Recevoir un appel d'une agence de recouvrement ne signifie pas que l'appelant peut faire n'importe quoi pour se faire payer. Au Canada, les agences de recouvrement sont autorisées et réglementées à l'échelle provinciale, et non par une seule loi nationale sur le recouvrement de créances, de sorte que les limites précises concernant l'avis, les heures d'appel et la conduite sont fixées par chaque province plutôt que par Ottawa.
Cet article prend l'Ontario comme point d'ancrage, puisque sa Collection and Debt Settlement Services Act est l'un des régimes de recouvrement les plus détaillés au pays, et le compare à l'Alberta, à la Colombie-Britannique et au Québec. Si votre province n'est pas couverte ici, le schéma général, permis, délai d'avis, heures restreintes et interdiction de harcèlement, est commun à l'ensemble du pays, alors vérifiez les chiffres exacts auprès de l'organisme de réglementation de votre province. Pour des sujets connexes, voir la protection du consommateur au Canada.
Comment le recouvrement de créances est réglementé au Canada
Un créancier, une banque, un propriétaire, une compagnie de téléphone, un hôpital, peut recouvrer une dette lui-même, embaucher une agence de recouvrement tierce, ou vendre la dette purement et simplement. Une agence tierce doit généralement être autorisée dans la province du débiteur, et sa conduite est régie par la loi sur la protection du consommateur de cette province, et non par une seule loi fédérale.
Le régime de l'Ontario est la Collection and Debt Settlement Services Act (CDSSA), administrée par Protection du consommateur Ontario. L'Alberta autorise les agents de recouvrement en vertu du Collection and Debt Repayment Practices Regulation. Les règles de la Colombie-Britannique se trouvent dans la Business Practices and Consumer Protection Act, Consumer Protection BC s'occupant des permis et des plaintes. Le Québec autorise les agents en vertu de la Loi sur le recouvrement de certaines créances, appliquée par l'Office de la protection du consommateur (OPC). Chaque organisme de réglementation peut suspendre ou révoquer un permis, et certains peuvent aussi imposer une amende à une agence, pour avoir enfreint ces règles.
Avis écrit avant le premier appel
Plusieurs provinces exigent qu'un agent de recouvrement mette la dette par écrit avant de téléphoner pour exiger le paiement, plutôt que d'appeler à l'improviste.
En Ontario, une agence doit généralement poster ou envoyer par courriel un avis écrit, nom du créancier, montant réclamé, numéro d'inscription de l'agence et énoncé des droits, puis attendre 6 jours avant d'appeler pour exiger le paiement. Un agent de recouvrement qui joint le débiteur plus tôt ne peut que confirmer son identité et indiquer qu'une lettre s'en vient.

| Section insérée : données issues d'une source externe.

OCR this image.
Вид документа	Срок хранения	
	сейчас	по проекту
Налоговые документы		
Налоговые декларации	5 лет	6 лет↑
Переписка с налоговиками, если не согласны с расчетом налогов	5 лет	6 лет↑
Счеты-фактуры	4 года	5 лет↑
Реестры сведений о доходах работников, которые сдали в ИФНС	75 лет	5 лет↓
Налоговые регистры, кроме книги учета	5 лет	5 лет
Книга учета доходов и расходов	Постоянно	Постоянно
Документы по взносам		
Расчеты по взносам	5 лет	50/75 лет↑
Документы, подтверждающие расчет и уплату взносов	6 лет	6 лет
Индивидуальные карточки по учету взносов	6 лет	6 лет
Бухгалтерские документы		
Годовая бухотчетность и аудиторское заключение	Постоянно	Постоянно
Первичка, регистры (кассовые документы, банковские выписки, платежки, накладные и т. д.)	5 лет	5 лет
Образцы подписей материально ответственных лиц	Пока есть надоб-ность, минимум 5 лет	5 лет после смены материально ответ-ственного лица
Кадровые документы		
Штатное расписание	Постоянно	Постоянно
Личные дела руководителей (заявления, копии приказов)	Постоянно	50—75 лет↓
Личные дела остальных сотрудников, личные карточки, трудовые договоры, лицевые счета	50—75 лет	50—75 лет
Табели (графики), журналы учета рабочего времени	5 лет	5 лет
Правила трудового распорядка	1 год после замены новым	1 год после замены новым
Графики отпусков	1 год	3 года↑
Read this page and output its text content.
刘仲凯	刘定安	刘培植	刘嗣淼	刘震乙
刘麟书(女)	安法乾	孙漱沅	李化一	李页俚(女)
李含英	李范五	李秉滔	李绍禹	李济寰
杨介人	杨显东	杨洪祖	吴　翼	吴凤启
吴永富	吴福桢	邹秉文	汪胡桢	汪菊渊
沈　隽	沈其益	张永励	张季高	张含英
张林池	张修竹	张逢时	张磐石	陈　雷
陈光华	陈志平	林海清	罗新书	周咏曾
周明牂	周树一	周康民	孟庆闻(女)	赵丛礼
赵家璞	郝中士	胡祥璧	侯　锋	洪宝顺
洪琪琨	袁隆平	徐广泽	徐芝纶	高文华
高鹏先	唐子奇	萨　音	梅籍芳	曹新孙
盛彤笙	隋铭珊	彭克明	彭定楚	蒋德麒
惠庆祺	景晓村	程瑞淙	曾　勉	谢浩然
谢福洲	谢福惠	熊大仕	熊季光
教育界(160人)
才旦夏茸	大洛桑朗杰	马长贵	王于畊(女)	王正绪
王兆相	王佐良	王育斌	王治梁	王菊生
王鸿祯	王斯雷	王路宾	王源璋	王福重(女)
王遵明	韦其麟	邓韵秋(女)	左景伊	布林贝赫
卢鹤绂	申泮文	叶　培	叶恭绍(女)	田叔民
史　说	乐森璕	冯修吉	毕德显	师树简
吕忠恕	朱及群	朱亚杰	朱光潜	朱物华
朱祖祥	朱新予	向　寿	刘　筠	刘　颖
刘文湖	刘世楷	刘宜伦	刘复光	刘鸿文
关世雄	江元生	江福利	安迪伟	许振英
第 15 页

La Loi sur le recouvrement de certaines créances du Québec fonctionne essentiellement de la même façon : un agent de recouvrement doit envoyer un avis de réclamation écrit et attendre 5 jours avant de téléphoner.
La Colombie-Britannique s'attend généralement elle aussi à un avis écrit préalable, avec des exceptions limitées, comme un appel pour confirmer les coordonnées, ou un acheteur de créance devenu lui-même le créancier. Le règlement de l'Alberta ne comporte pas d'exigence équivalente d'avis écrit préalable, de sorte qu'un agent de recouvrement autorisé en Alberta peut généralement téléphoner sans lettre préalable, dans les limites des heures d'appel et de la fréquence décrites ci-dessous.
Heures d'appel et fréquence des contacts
Ontario : interdit avant 7 h ou après 21 h en semaine et le samedi, restreint de 13 h à 17 h le dimanche, entièrement interdit les jours fériés. Après le premier contact, au plus 3 tentatives par période de 7 jours pour la même dette, à moins que le débiteur n'accepte davantage.
Alberta : la même plage de 7 h à 22 h s'applique, ainsi que le même plafond hebdomadaire, au plus 3 contacts non sollicités (appels, messages vocaux, textos ou courriels) sur 7 jours consécutifs, et cela couvre le débiteur, les membres de son foyer, ses proches, ses amis et son employeur.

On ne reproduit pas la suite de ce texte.